Fazilet Hanım ve Kızları: Artık yalnız değilsin, ben varım

Fazilet Hanım ve Kızları: Artık yalnız değilsin, ben varım
Görsel: Meryem Yayıkçı (@MeryemYayikci)
Bir sır ne kadar saklanabilir ki? Sırrı, sahiplerinden daha fazla kişi biliyorsa, o sırrın açığa çıkması çok sürmez. Ama işin içine Yasemin gibi, Fazilet Hanım’ın tabiriyle “kızıl şeytan” dahil olduğunda o sırrın ömrü daha da kısa olur. Ve hiç ummadığınız anda, en mutlu günlerinizden birinde, birçok insanın, hatta kameraların önünde o sır ilan edilir. İşte, Hazan, Sinan ve Yağız’ın dahil olduğu otel odası mevzusu da Yasemin’in acımasız hamlesiyle ortaya çıkarıldı.
 
Sevdiği kadını görünce yüzü gülen bir adet en fakirinden Sinan Egemen.
 
Lansman gecesinde ortalık karıştığında Sinan, tam olarak kendisinden beklediğim tepkiyi verdi. Tek suçlu kendisi olmamasına, hatta en büyük suçlu kendisi olmamasına rağmen tüm suçu kendi üzerine aldı. Abisini ve Hazan’ı o korkunç gecenin yükünden kurtarmaya çalıştı. Sinan, bu konuyla ilgili Hazan’a âşık olduğu andan itibaren hep kendisini suçladı. Bir zamanlar onun için bir oyundan ibaret olan bu olay, zamanla Sinan için taşınması en ağır yüklerden biri oldu. Ve zamanla Sinan, Hazan’ın o gece Yağız yüzünden yaşadığı her korkunç anı hiç yaşanmamış olması için her şeyini verebilecek bir adama dönüştü.
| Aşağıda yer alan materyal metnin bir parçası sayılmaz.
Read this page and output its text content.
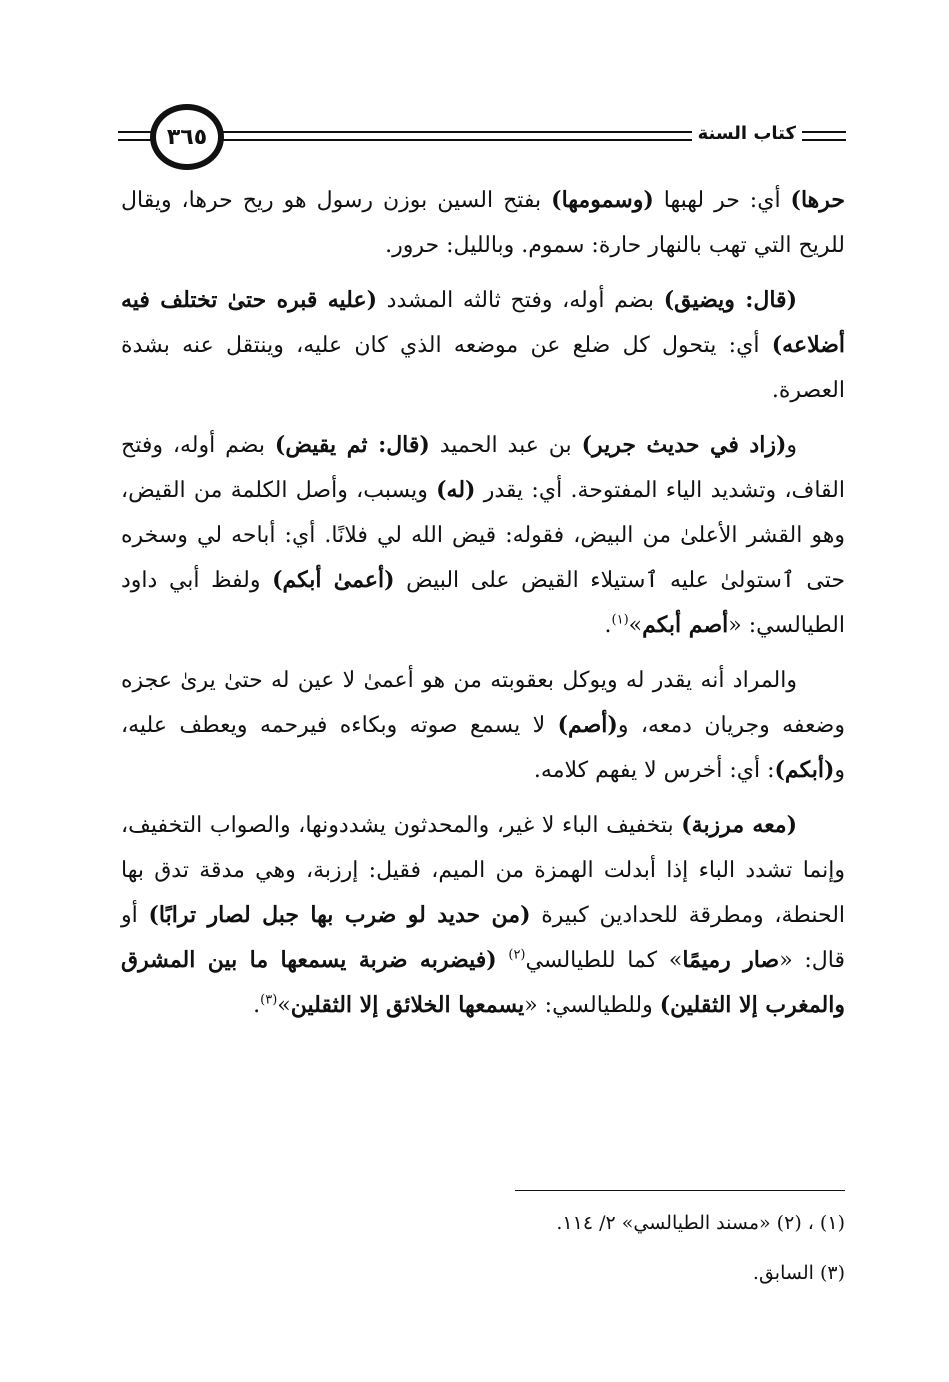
كتاب السنة
٣٦٥

حرها) أي: حر لهبها (وسمومها) بفتح السين بوزن رسول هو ريح حرها، ويقال للريح التي تهب بالنهار حارة: سموم. وبالليل: حرور.

(قال: ويضيق) بضم أوله، وفتح ثالثه المشدد (عليه قبره حتىٰ تختلف فيه أضلاعه) أي: يتحول كل ضلع عن موضعه الذي كان عليه، وينتقل عنه بشدة العصرة.

و(زاد في حديث جرير) بن عبد الحميد (قال: ثم يقيض) بضم أوله، وفتح القاف، وتشديد الياء المفتوحة. أي: يقدر (له) ويسبب، وأصل الكلمة من القيض، وهو القشر الأعلىٰ من البيض، فقوله: قيض الله لي فلانًا. أي: أباحه لي وسخره حتى ٱستولىٰ عليه ٱستيلاء القيض على البيض (أعمىٰ أبكم) ولفظ أبي داود الطيالسي: «أصم أبكم»$^{(١)}$.

والمراد أنه يقدر له ويوكل بعقوبته من هو أعمىٰ لا عين له حتىٰ يرىٰ عجزه وضعفه وجريان دمعه، و(أصم) لا يسمع صوته وبكاءه فيرحمه ويعطف عليه، و(أبكم): أي: أخرس لا يفهم كلامه.

(معه مرزبة) بتخفيف الباء لا غير، والمحدثون يشددونها، والصواب التخفيف، وإنما تشدد الباء إذا أبدلت الهمزة من الميم، فقيل: إرزبة، وهي مدقة تدق بها الحنطة، ومطرقة للحدادين كبيرة (من حديد لو ضرب بها جبل لصار ترابًا) أو قال: «صار رميمًا» كما للطيالسي$^{(٢)}$ (فيضربه ضربة يسمعها ما بين المشرق والمغرب إلا الثقلين) وللطيالسي: «يسمعها الخلائق إلا الثقلين»$^{(٣)}$.

(١) ، (٢) «مسند الطيالسي» ٢/ ١١٤.
(٣) السابق.
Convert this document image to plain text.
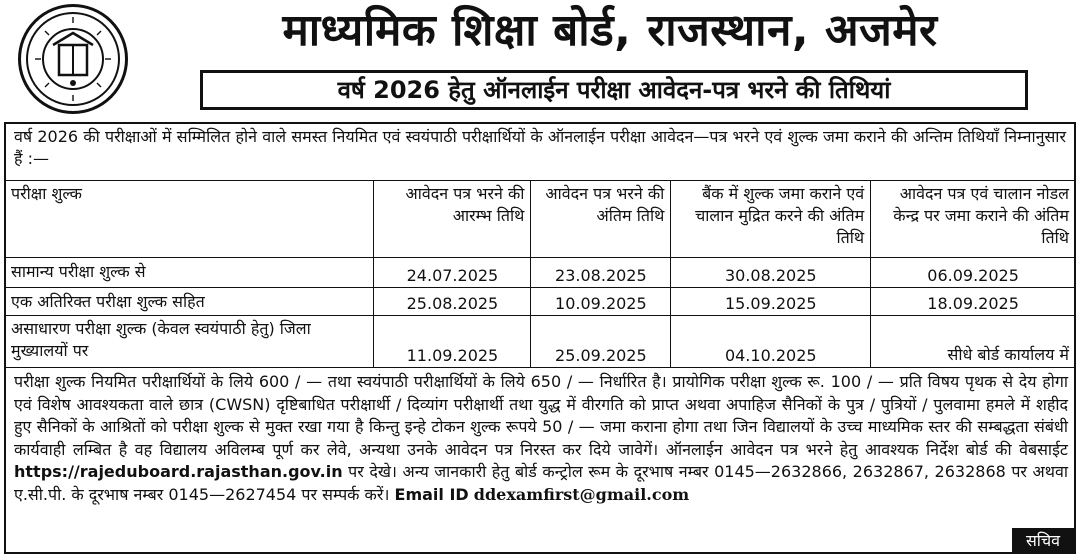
माध्यमिक शिक्षा बोर्ड, राजस्थान, अजमेर
वर्ष 2026 हेतु ऑनलाईन परीक्षा आवेदन-पत्र भरने की तिथियां
वर्ष 2026 की परीक्षाओं में सम्मिलित होने वाले समस्त नियमित एवं स्वयंपाठी परीक्षार्थियों के ऑनलाईन परीक्षा आवेदन—पत्र भरने एवं शुल्क जमा कराने की अन्तिम तिथियाँ निम्नानुसार हैं :—
परीक्षा शुल्क	आवेदन पत्र भरने की आरम्भ तिथि	आवेदन पत्र भरने की अंतिम तिथि	बैंक में शुल्क जमा कराने एवं चालान मुद्रित करने की अंतिम तिथि	आवेदन पत्र एवं चालान नोडल केन्द्र पर जमा कराने की अंतिम तिथि
सामान्य परीक्षा शुल्क से	24.07.2025	23.08.2025	30.08.2025	06.09.2025
एक अतिरिक्त परीक्षा शुल्क सहित	25.08.2025	10.09.2025	15.09.2025	18.09.2025
असाधारण परीक्षा शुल्क (केवल स्वयंपाठी हेतु) जिला मुख्यालयों पर	11.09.2025	25.09.2025	04.10.2025	सीधे बोर्ड कार्यालय में
परीक्षा शुल्क नियमित परीक्षार्थियों के लिये 600 / — तथा स्वयंपाठी परीक्षार्थियों के लिये 650 / — निर्धारित है। प्रायोगिक परीक्षा शुल्क रू. 100 / — प्रति विषय पृथक से देय होगा एवं विशेष आवश्यकता वाले छात्र (CWSN) दृष्टिबाधित परीक्षार्थी / दिव्यांग परीक्षार्थी तथा युद्ध में वीरगति को प्राप्त अथवा अपाहिज सैनिकों के पुत्र / पुत्रियों / पुलवामा हमले में शहीद हुए सैनिकों के आश्रितों को परीक्षा शुल्क से मुक्त रखा गया है किन्तु इन्हे टोकन शुल्क रूपये 50 / — जमा कराना होगा तथा जिन विद्यालयों के उच्च माध्यमिक स्तर की सम्बद्धता संबंधी कार्यवाही लम्बित है वह विद्यालय अविलम्ब पूर्ण कर लेवे, अन्यथा उनके आवेदन पत्र निरस्त कर दिये जावेगें। ऑनलाईन आवेदन पत्र भरने हेतु आवश्यक निर्देश बोर्ड की वेबसाईट https://rajeduboard.rajasthan.gov.in पर देखे। अन्य जानकारी हेतु बोर्ड कन्ट्रोल रूम के दूरभाष नम्बर 0145—2632866, 2632867, 2632868 पर अथवा ए.सी.पी. के दूरभाष नम्बर 0145—2627454 पर सम्पर्क करें। Email ID ddexamfirst@gmail.com
सचिव
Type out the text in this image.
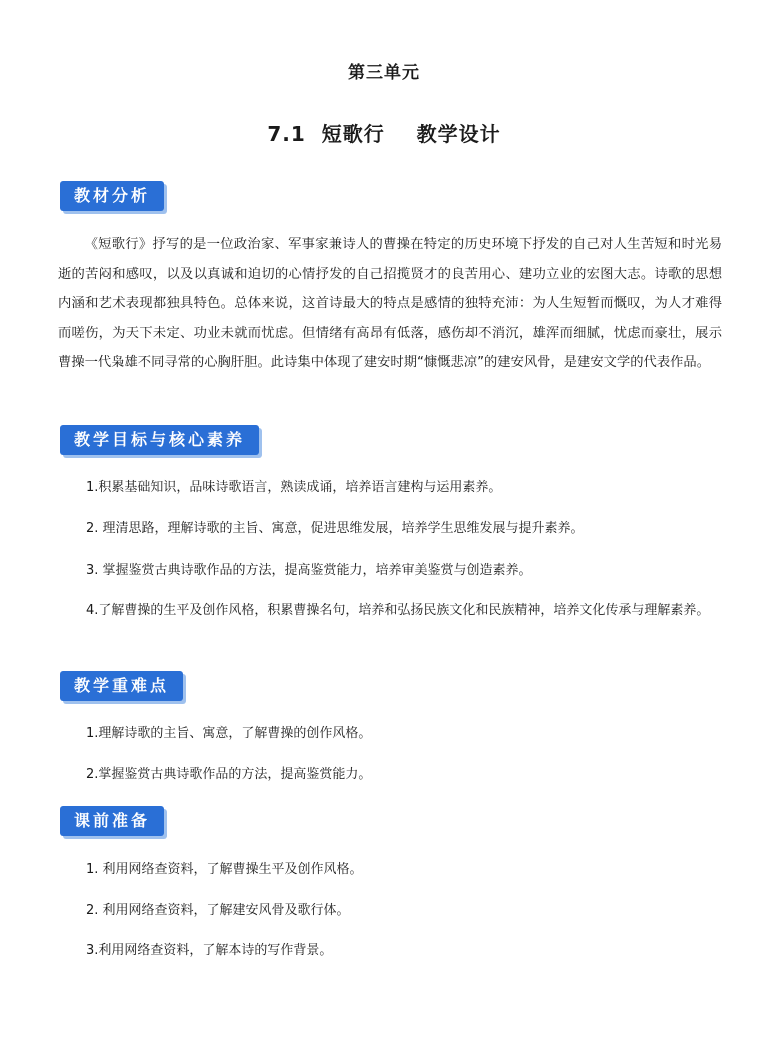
第三单元
7.1  短歌行    教学设计
教材分析

《短歌行》抒写的是一位政治家、军事家兼诗人的曹操在特定的历史环境下抒发的自己对人生苦短和时光易逝的苦闷和感叹，以及以真诚和迫切的心情抒发的自己招揽贤才的良苦用心、建功立业的宏图大志。诗歌的思想内涵和艺术表现都独具特色。总体来说，这首诗最大的特点是感情的独特充沛：为人生短暂而慨叹，为人才难得而嗟伤，为天下未定、功业未就而忧虑。但情绪有高昂有低落，感伤却不消沉，雄浑而细腻，忧虑而豪壮，展示曹操一代枭雄不同寻常的心胸肝胆。此诗集中体现了建安时期“慷慨悲凉”的建安风骨，是建安文学的代表作品。

教学目标与核心素养

1.积累基础知识，品味诗歌语言，熟读成诵，培养语言建构与运用素养。

2. 理清思路，理解诗歌的主旨、寓意，促进思维发展，培养学生思维发展与提升素养。

3. 掌握鉴赏古典诗歌作品的方法，提高鉴赏能力，培养审美鉴赏与创造素养。

4.了解曹操的生平及创作风格，积累曹操名句，培养和弘扬民族文化和民族精神，培养文化传承与理解素养。

教学重难点

1.理解诗歌的主旨、寓意，了解曹操的创作风格。

2.掌握鉴赏古典诗歌作品的方法，提高鉴赏能力。

课前准备

1. 利用网络查资料，了解曹操生平及创作风格。

2. 利用网络查资料，了解建安风骨及歌行体。

3.利用网络查资料，了解本诗的写作背景。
Çünkü âşık olmuştu. Bu âşkla birlikte, evin küçük ve şımarık oğlu şimdi büyüdü ve sorumluluk sahibi bir adam oldu. Lansman gecesindeki Sinan, eski umursamaz Sinan olsaydı bir şekilde sahneden inip arka kapıdan kaçmanın yollarını arardı. Ama şu an karşımızdaki Sinan, sevdiği kadın ve abisi hakaretlere uğrarken tercihini sessiz kalmamaktan yana yaptı. O sahneden kaçmak yerine sevdiği iki insanı her şeye, herkese karşı korudu. Aşkla değişen bir adamın hikayesiydi, Sinan’ın hikayesi. Ve ben bu hikâyeyi her seferinde büyük bir keyifle izliyorum.
 
Egemenler Kozmetik, göz yaşları konusunda da başarısız olmuşa benziyor.
 
Hazan, büyük umutlarla ve mutlulukla hazırlandığı gecede, otel odasında yaşadığı kötü ve küçük düşürücü anları yeniden yaşadı. Aşağılandığı ve kaçtığı sahneye geri döndüğünde, o sahnede kendini ezdirmeyen, cesur yürekli eski Hazan’ı yeniden gördüm. Fakat bu Hazan’da bir farklılık vardı. Bu Hazan ayrıca, âşkına karşılık bularak içi cıvıl cıvıl renklerle dolan âşık bir kadındı. Bir zamanlar gizliden gizliye kendi hâlinde yaşadığı âşkını, şimdi herkesin önünde dile getirebiliyordu. “Bu adam, Sinan Egemen, bana o geceyi yaşatırken daha adımı bile bilmiyordu. Ama ben ona aşıktım. Tıpkı bugün de olduğu gibi.” Sevdiği adama, en ağır hakaretleri yerken bile bu sözlerle sahip çıkabilecek kadar cesurdu artık. Annesinin o kadar dil dökmesine rağmen çıkmadığı yatağından, Sinan’ın tek bir lafıyla çıkıp annesine hiç aldırış etmeden soluğu sevdiği adamın yanında alabiliyordu. Eskiden, şapkasını geçirdiği kafasını kimse onu fark etmesin diye önüne eğerek gezen Hazan, şimdi insanlar onu dillerine dolaşmışken bile, Sinan’ın yanında onun elinden tutarak insanların arasına karışıyordu. Sevdiği adam yanında olduğu, elinden tuttuğu sürece tüm zorluklara göğüs gerebilirdi. Hayata, insanlara karşı verdiği savaşta artık yalnız değildi. Aynı cephede yanı başında onunla birlikte savaşan Sinan da vardı. Hazan Sinan’dan aldığı destekle, Sinan da Hazan’dan aldığı destekle artık daha güçlüydü.
 
Fazilet Hanım da kızının göz yaşlarını elleriyle sildiği ana kadar, Hazan’ın yaşadıklarından kendine pay çıkarmayıp zeytinyağı misali üste çıkıp Sinan’ı ve Yağız’ı suçladı. Halbuki, tüm olayların fitilini kendi elleriyle ateşlemişti. Durumu fark ettiğinde, tek yapabildiği şeyi yaptı ve Hazan’dan çok geç kalmış olan bir özür diledi.
 
Bu güzel kardeşlik daha nelerle sınanacak?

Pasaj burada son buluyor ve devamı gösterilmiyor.